The thread which is trying to re-connect (waits for a timeout to re-connect):
File "/opt/tools/apache-cassandra/3.11.5/bin/../lib/cassandra-driver-internal-only-3.11.0-bb96859b.zip/cassandra-driver-3.11.0-bb96859b/cassandra/cluster.py", line 2794, in _reconnect self._set_new_connection(self._reconnect_internal()) File "/opt/tools/apache-cassandra/3.11.5/bin/../lib/cassandra-driver-internal-only-3.11.0-bb96859b.zip/cassandra-driver-3.11.0-bb96859b/cassandra/cluster.py", line 2724, in _reconnect_internal return self._try_connect(host) File "/opt/tools/apache-cassandra/3.11.5/bin/../lib/cassandra-driver-internal-only-3.11.0-bb96859b.zip/cassandra-driver-3.11.0-bb96859b/cassandra/cluster.py", line 2746, in _try_connect connection = self._cluster.connection_factory(host.address, is_control_connection=True) File "/opt/tools/apache-cassandra/3.11.5/bin/../lib/cassandra-driver-internal-only-3.11.0-bb96859b.zip/cassandra-driver-3.11.0-bb96859b/cassandra/cluster.py", line 1138, in connection_factory return self.connection_class.factory(address, self.connect_timeout, *args, **kwargs) File "/opt/tools/apache-cassandra/3.11.5/bin/../lib/cassandra-driver-internal-only-3.11.0-bb96859b.zip/cassandra-driver-3.11.0-bb96859b/cassandra/connection.py", line 332, in factory conn = cls(host, *args, **kwargs) File "/opt/tools/apache-cassandra/3.11.5/bin/../lib/cassandra-driver-internal-only-3.11.0-bb96859b.zip/cassandra-driver-3.11.0-bb96859b/cassandra/io/asyncorereactor.py", line 355, in __init__ init_handler.wait(kwargs["connect_timeout"]) File "/opt/tools/apache-cassandra/3.11.5/bin/../lib/cassandra-driver-internal-only-3.11.0-bb96859b.zip/cassandra-driver-3.11.0-bb96859b/cassandra/io/asyncorereactor.py", line 77, in wait self.event.wait(timeout) File "/usr/local/lib/python2.7/threading.py", line 614, in wait self.__cond.wait(timeout) File "/usr/local/lib/python2.7/threading.py", line 359, in wait _sleep(delay)

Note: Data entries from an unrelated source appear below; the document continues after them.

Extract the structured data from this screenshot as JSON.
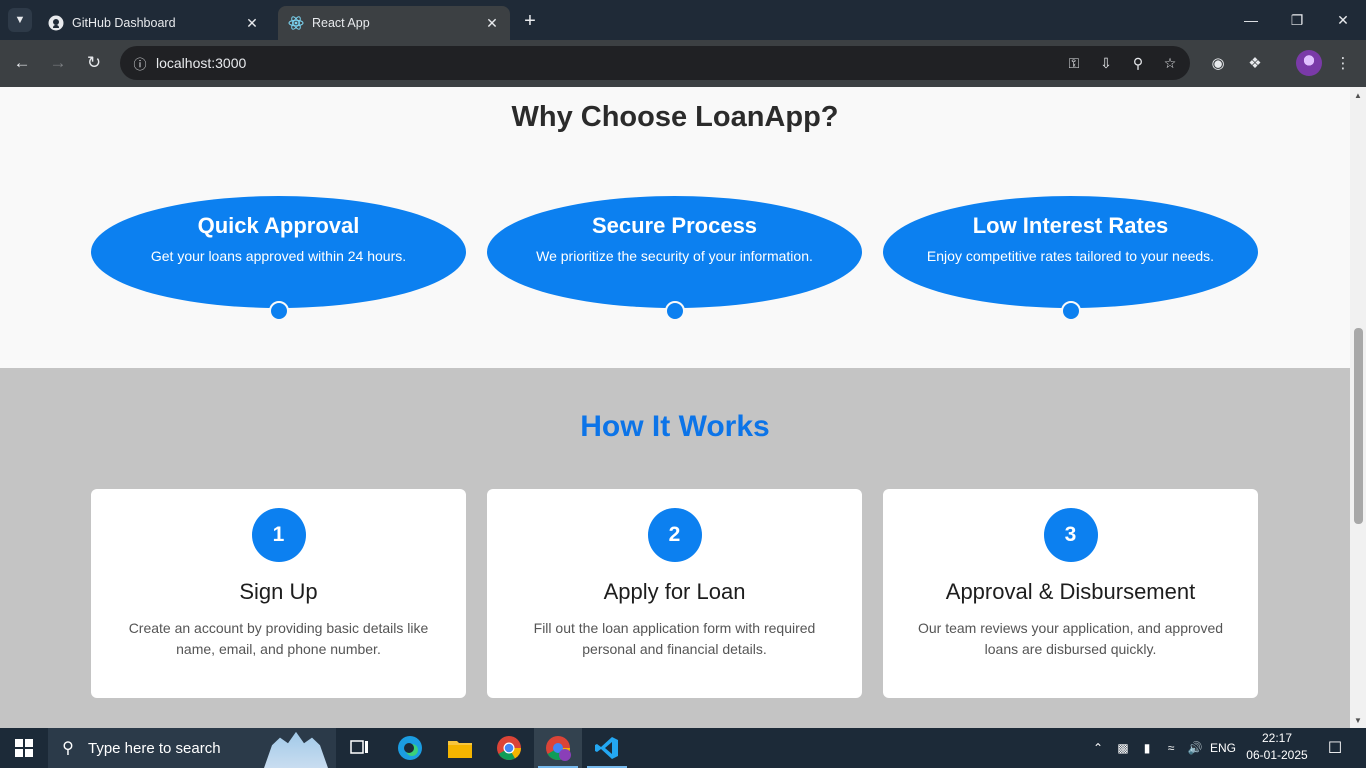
{
  "browser": {
    "tabs": [
      {
        "title": "GitHub Dashboard",
        "favicon": "github-icon",
        "active": false
      },
      {
        "title": "React App",
        "favicon": "react-icon",
        "active": true
      }
    ],
    "url": "localhost:3000"
  },
  "page": {
    "why_title": "Why Choose LoanApp?",
    "features": [
      {
        "title": "Quick Approval",
        "desc": "Get your loans approved within 24 hours."
      },
      {
        "title": "Secure Process",
        "desc": "We prioritize the security of your information."
      },
      {
        "title": "Low Interest Rates",
        "desc": "Enjoy competitive rates tailored to your needs."
      }
    ],
    "how_title": "How It Works",
    "steps": [
      {
        "num": "1",
        "title": "Sign Up",
        "desc": "Create an account by providing basic details like name, email, and phone number."
      },
      {
        "num": "2",
        "title": "Apply for Loan",
        "desc": "Fill out the loan application form with required personal and financial details."
      },
      {
        "num": "3",
        "title": "Approval & Disbursement",
        "desc": "Our team reviews your application, and approved loans are disbursed quickly."
      }
    ]
  },
  "taskbar": {
    "search_placeholder": "Type here to search",
    "language": "ENG",
    "time": "22:17",
    "date": "06-01-2025"
  },
  "colors": {
    "accent": "#0c80f0",
    "heading_blue": "#0c74e8",
    "section_gray": "#c4c4c4"
  }
}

The thread is waiting for thread pool (Cluster.executor field) shutdown to complete:
File "/usr/local/lib/python2.7/atexit.py", line 24, in _run_exitfuncs func(*targs, **kargs) File "/opt/tools/apache-cassandra/3.11.5/bin/../lib/cassandra-driver-internal-only-3.11.0-bb96859b.zip/cassandra-driver-3.11.0-bb96859b/cassandra/cluster.py", line 181, in _shutdown_clusters cluster.shutdown() File "/opt/tools/apache-cassandra/3.11.5/bin/../lib/cassandra-driver-internal-only-3.11.0-bb96859b.zip/cassandra-driver-3.11.0-bb96859b/cassandra/cluster.py", line 1264, in shutdown self.executor.shutdown() File "/opt/tools/apache-cassandra/3.11.5/bin/../lib/futures-2.1.6-py2.py3-none-any.zip/concurrent/futures/thread.py", line 137, in shutdown t.join() File "/usr/local/lib/python2.7/threading.py", line 940, in join self.__block.wait() File "/usr/local/lib/python2.7/threading.py", line 340, in wait waiter.acquire() File "<string>", line 1, in <module> File "<string>", line 1, in <module>
The difference between the case when a single IP/hostname is specified and a service name - how many IPs are resolved and how many contact points are used to establish a control connection during startup.
So, it looks like the root cause of the delay is a race condition in the Cassandra python driver within cqlsh tool, the race condition is happening on shutdown for the cases when a DNS name as a contact point to cqlsh is resolved to multiple IPs.
The issue was found in Cassandra 3.11.5 but the same is actual for 3.11.10 (python driver build is the same - cassandra-driver-3.11.0-bb96859b).